Rose Keddell Getty Images
À quel point as-tu été déçue de rater les médailles ?

"Arriver quatrièmes était assez décourageant, étant donné que nous avions joué l'un des meilleurs hockey que nous n'ayons jamais joué, surtout en quarts de finale contre l'Australie, et que nous n'avons pas pu concrétiser. Mais je disais à ma mère l'autre jour que, même si on n'est jamais contents d'une quatrième place, il faut quand même être fiers de ses efforts, surtout pour un petit pays à l'autre bout du monde. Nous jouons évidemment pour gagner, mais vous devez être fiers de vos efforts, car remporter une médaille est une chose tellement insaisissable, ce n'est pas quelque chose que tout le monde peut gagner. C'est incroyable d'être aux Jeux, sans parler de gagner une médaille. Mais à l'époque, et encore aujourd'hui, c'est absolument déchirant de ne pas avoir gagné de médaille. Mais nous avons beaucoup appris, et c'est comme ça que cela se passe. Parfois vous faites de votre mieux et cela ne se passe pas comme vous l'auriez souhaité."

Le fait d'avoir terminé quatrième te rend-t-il encore plus déterminée à remporter une médaille aux Jeux à Tokyo l'année prochaine ?
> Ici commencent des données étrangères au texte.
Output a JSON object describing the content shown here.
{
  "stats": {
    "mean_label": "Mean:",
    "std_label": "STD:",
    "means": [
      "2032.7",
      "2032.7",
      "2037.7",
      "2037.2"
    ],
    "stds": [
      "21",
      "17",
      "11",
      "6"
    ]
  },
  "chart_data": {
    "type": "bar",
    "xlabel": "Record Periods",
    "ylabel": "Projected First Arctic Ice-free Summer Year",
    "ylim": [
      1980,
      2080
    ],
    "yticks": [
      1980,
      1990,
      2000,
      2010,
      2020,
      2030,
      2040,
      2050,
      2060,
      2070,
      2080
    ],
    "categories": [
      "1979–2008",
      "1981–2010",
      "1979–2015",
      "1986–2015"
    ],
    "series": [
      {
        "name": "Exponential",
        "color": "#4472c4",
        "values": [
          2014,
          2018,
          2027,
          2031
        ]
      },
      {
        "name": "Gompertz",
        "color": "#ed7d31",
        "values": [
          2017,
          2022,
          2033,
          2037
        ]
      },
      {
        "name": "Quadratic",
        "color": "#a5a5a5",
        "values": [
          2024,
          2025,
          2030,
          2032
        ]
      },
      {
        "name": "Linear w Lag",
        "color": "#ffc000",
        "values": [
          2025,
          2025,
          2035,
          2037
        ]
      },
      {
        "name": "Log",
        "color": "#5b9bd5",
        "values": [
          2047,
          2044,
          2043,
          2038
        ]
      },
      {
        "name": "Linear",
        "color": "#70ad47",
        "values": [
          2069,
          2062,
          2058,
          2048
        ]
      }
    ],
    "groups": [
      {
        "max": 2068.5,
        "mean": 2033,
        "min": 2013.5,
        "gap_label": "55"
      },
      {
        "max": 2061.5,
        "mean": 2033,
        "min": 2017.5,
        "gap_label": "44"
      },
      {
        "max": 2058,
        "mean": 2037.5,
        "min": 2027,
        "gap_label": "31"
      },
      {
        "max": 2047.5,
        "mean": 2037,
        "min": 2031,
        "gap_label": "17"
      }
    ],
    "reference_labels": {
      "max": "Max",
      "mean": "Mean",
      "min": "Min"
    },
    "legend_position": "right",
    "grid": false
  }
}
"Absolument. Je pense qu'aller à une compétition et atteindre son objectif de gagner, remporter l'or et repartir en disant qu'on n'aurait pas pu faire mieux, est en fait un sentiment extrêmement incroyable. Nous, en tant qu'équipe, avons eu ce sentiment lorsque nous avons gagné l'or aux Jeux du Commonwealth. Et je pense qu'être arrivés quatrièmes à Rio, et être arrivés si près du but, c'est réellement une motivation. Nous savons tous que nous l'avons en nous et que nous sommes si proches de l'objectif. Il n'y a vraiment que de minuscules ajustements à faire, et la ligne est tellement ténue entre la première et la huitième place. C'est donc une grande motivation pour nous de saisir l'occasion de recommencer, car nous savons tous que c'est possible. Et si vous pensez que ce n'est pas possible, vous perdez assurément votre temps."